Here's an analogy that has been bouncing around in my head- when a martial artist plans what will work in an assault, he is about as accurate as a farmer trying to use his knowledge of crop rotation to build a boat.  The difference is that vast.

No one wants to hear that.

Debating

Steve P was polite enough to apologize for highjacking a thread in the comments section.  No problem and apologies are unnecessary.  The comments section, in my opinion, is for the readers to hash things out.  If I have something to say, I have the luxury of the blog.

That said, it got me thinking.  Read the comments for yourself, but I know Kai and have met Steve (and read some of his stuff).  Both are intelligent and insightful.  I count Kai, FWIW, as a dear friend and a role model.  When she speaks, I listen.  Attentively.

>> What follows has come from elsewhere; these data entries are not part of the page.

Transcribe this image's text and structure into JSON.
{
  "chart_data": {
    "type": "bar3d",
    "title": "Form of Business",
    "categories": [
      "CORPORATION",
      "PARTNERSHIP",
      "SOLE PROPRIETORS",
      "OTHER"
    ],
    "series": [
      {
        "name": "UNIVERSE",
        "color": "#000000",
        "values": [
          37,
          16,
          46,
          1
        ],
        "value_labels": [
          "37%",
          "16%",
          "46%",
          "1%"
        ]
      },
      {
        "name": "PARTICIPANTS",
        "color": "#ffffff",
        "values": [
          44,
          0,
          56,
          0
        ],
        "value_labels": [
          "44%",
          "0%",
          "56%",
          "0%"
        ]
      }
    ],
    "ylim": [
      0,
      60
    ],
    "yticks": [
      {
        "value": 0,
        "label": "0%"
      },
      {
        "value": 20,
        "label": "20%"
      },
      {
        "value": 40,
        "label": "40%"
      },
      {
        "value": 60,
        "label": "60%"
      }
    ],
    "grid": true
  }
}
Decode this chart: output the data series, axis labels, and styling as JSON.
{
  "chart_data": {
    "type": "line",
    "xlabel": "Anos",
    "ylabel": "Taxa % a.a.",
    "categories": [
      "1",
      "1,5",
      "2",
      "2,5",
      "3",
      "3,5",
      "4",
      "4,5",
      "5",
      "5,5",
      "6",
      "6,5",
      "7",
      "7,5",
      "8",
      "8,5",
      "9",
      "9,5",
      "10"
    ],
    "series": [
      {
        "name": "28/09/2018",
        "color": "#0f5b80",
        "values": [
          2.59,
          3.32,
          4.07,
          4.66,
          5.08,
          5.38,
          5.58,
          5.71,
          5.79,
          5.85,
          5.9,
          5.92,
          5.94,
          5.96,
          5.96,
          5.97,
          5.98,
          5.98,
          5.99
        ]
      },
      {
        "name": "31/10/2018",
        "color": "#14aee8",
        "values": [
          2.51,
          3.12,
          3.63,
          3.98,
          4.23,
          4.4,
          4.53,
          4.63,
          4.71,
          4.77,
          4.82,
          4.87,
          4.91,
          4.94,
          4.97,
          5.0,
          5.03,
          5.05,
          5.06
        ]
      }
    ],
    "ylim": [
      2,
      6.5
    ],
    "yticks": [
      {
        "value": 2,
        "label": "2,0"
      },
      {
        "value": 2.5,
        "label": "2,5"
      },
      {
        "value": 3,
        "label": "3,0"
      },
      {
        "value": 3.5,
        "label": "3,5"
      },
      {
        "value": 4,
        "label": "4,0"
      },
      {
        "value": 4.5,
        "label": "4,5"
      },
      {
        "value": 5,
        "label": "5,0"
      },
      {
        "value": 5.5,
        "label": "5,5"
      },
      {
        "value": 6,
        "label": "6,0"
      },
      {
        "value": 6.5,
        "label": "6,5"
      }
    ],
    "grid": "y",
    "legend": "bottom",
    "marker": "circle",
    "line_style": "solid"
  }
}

In this discussion, from the outside, it was easy to see where both were discussing not quite the same thing.  Both right, both insightful... but both disagreeing.  Kai saw the source of the disconnect first...
Okay- I'm acting like the director at a fencing match, repeating back moves.  Irrelevant.  This is what it made me think:

I like debate and generally won't put any rules on it, especially between my friends, but I have my own rules, and this is how and why I debate.

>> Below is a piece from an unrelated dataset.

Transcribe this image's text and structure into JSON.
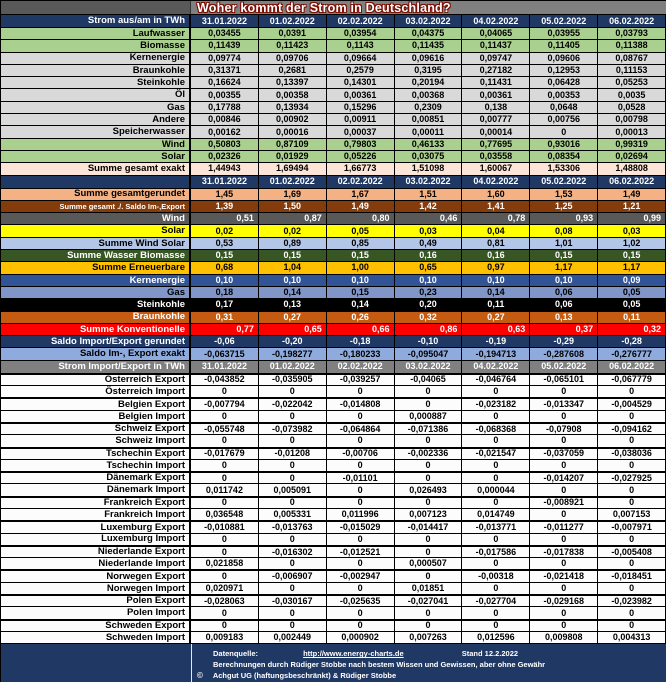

There are debates/arguments either to find the truth or to prove who is better at arguing.  These are not the same thing and nearly mutually exclusive.  I only play the second in fun and with friends who know what I am doing- and as part of the exercise am willing to switch sides.

When you are looking for truth, seek the common ground.  I actually pegged this working with schizophrenics.  If you argue about which parts of the world you see differently, both sides entrench and they get nowhere.  Start with what you can both see and move out gradually from there, when things start to diverge in small ways it is easier to see paths of logic and compare sources.

Don't get competitive.  The need to win can turn debate, which should be (IMO) a search for truth into a contest.  People cheat in a contest.  The reason I despise Socrates and admire Marcus Aurelius and Epictetus is that Socrates was using debate to make his drunk friends look stupid and the stoics were trying to teach people to live.

Listen.  If you follow any debate, watch for the point where the competitive one 'stays on message'- not dealing with what the other actually said, but answering only his own interpretation.  This is a subtle form of the "straw man", arguing against what you wished they had said instead of what they did say.  Listen.